Au moins cinq femmes ont mis en ligne quasi simultanément, sur leur compte instagram, des accusations visant Brian Hugh Warner de son vrai nom.

Evan Rachel Wood, 33 ans, affirme que le chanteur l'a "manipulée psychologiquement" alors qu'elle n'avait pas encore 20 ans. Elle dit avoir ensuite été soumise "à d'horribles abus durant des années".

La comédienne, remarquée dans la série "Westworld", a été officiellement en couple avec Marilyn Manson pendant plusieurs années, avant leurs fiançailles, en 2010, rompues quelques mois plus tard.

En 2018, l'actrice avait témoigné devant la Commission des affaires judiciaires de la Chambre des représentants, évoquant son long calvaire de victime d'abus psychologiques et physiques.

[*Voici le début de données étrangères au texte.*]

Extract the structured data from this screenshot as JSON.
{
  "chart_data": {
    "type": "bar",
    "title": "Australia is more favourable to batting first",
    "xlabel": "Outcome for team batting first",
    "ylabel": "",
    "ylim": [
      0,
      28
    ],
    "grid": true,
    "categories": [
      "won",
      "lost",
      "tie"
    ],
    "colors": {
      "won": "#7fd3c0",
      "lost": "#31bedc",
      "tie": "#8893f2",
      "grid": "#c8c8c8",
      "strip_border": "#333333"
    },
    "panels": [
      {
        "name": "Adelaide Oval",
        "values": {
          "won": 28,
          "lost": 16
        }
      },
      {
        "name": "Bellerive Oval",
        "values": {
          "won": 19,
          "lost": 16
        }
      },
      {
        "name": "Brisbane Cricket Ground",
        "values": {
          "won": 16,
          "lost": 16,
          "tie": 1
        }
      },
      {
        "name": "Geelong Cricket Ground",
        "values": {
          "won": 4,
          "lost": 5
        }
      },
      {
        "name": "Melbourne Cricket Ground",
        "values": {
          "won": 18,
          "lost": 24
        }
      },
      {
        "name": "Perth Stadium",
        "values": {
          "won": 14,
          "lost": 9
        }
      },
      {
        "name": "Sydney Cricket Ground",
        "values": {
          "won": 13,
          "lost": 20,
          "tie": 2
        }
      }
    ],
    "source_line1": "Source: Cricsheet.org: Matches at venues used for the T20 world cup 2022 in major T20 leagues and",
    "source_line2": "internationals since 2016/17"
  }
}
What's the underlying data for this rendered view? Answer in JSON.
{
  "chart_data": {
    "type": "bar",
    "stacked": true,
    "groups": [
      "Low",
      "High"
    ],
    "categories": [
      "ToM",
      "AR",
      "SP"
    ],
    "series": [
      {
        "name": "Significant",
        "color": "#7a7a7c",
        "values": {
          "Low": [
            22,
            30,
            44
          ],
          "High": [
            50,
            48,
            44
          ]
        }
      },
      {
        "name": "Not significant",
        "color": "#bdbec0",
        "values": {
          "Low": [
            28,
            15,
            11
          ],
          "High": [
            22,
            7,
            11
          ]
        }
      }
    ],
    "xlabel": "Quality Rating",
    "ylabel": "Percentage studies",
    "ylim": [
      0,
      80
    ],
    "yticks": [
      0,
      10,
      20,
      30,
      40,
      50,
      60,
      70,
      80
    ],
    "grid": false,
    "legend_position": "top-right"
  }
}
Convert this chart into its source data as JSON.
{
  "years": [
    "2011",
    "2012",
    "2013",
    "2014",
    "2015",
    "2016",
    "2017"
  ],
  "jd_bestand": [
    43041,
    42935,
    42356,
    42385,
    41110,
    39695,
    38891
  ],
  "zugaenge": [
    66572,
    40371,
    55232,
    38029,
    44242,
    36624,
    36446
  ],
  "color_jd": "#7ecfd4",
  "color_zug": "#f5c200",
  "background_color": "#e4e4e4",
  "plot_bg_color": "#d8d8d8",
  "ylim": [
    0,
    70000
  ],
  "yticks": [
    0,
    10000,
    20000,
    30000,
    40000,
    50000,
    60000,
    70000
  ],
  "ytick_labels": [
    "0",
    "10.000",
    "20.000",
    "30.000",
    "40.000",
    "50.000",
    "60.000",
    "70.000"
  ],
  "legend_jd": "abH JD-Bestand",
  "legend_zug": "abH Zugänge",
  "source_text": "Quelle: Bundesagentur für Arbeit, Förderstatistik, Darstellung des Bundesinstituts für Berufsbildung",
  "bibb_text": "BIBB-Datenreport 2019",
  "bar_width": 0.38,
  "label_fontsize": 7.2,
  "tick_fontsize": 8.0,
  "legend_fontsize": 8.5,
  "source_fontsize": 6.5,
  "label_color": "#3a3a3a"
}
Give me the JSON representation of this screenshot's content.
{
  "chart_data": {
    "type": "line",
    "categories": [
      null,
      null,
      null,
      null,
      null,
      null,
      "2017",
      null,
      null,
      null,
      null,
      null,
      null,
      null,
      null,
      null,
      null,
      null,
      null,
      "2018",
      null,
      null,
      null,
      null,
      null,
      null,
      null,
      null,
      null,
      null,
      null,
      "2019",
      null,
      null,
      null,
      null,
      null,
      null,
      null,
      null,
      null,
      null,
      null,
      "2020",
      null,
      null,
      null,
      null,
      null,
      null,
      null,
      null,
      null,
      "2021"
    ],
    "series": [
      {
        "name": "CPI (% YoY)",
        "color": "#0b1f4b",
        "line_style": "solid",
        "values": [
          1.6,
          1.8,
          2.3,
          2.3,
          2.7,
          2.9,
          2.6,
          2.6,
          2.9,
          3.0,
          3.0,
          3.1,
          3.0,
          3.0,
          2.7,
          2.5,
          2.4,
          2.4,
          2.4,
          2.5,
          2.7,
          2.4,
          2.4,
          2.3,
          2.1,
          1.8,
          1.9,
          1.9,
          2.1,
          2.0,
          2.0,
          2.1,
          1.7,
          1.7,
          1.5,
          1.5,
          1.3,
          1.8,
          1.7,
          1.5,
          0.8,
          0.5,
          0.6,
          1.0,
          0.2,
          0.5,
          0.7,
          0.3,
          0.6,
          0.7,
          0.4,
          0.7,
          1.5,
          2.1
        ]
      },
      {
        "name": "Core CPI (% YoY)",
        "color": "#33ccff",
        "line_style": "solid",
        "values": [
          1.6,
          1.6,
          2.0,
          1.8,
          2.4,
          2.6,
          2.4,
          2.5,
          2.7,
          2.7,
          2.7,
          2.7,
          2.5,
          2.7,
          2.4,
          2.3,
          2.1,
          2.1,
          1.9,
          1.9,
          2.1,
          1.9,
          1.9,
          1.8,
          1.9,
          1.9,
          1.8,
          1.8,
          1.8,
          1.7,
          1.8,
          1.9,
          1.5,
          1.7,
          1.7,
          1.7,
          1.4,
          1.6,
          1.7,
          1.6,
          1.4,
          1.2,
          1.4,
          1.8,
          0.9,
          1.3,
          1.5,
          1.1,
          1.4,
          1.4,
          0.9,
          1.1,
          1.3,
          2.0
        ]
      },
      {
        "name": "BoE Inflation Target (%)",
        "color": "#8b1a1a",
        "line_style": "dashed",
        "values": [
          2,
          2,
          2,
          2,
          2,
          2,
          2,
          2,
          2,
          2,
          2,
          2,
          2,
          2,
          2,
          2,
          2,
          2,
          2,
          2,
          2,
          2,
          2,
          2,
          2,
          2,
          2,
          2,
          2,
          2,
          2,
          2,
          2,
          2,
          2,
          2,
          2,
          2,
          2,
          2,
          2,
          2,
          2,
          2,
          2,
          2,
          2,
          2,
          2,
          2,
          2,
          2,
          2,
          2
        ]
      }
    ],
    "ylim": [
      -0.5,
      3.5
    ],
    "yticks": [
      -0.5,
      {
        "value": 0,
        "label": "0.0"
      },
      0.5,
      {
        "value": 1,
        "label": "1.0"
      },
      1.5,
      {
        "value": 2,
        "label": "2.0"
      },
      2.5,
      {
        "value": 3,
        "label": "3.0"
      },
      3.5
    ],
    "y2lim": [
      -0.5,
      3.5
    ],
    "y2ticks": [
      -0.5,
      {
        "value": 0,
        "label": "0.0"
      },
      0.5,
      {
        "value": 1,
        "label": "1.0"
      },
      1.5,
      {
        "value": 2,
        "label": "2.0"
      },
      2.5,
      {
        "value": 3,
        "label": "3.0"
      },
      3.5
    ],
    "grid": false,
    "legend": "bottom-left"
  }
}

Dans son message publié lundi, elle révèle que son agresseur, dont elle avait refusé de donner le nom à l'époque, est Brian Hugh Warner. Au Congrès, elle avait notamment affirmé avoir été violée à plusieurs reprises.

Quatre autres femmes, qui disent avoir chacune eu une relation amoureuse avec lui, ont accusé lundi l'artiste de manipulation, harcèlement, mauvais traitements et menaces.

L'une d'entre elles, dont la relation a débuté en 2015, évoque aussi plusieurs viols.

Aujourd'hui âgé de 52 ans, Marilyn Manson s'est créé un personnage public à l'image inquiétante, d'inspiration gothique, maquillé, portant deux lentilles différentes, avec cheveux de jais.

Le nom même de ce qui était au départ un groupe mais se résume désormais à sa personne est inspiré de Marilyn Monroe et du gourou Charles Manson, qui provoqua le meurtre de l'actrice Sharon Tate.

Son universal musical, le "shock rock", combine le rock metal avec un goût de la mise en scène spectaculaire pour saisir son public.

Les femmes qui ont témoigné lundi, dont beaucoup sont d'anciennes groupies, dépeignent un personnage à la fois séducteur et manipulateur, capable de les attacher, de les menacer de mort ou de les forcer à prendre des drogues.

Plusieurs des victimes présumées affirment souffrir de troubles du stress post-traumatique.

"J'en ai fini de vivre dans la peur des représailles, de la calomnie et du chantage", a écrit Evan Rachel Wood. Sollicités par l'AFP, ni le porte-parole, ni l'avocat du chanteur n'ont donné suite dans l'immédiat.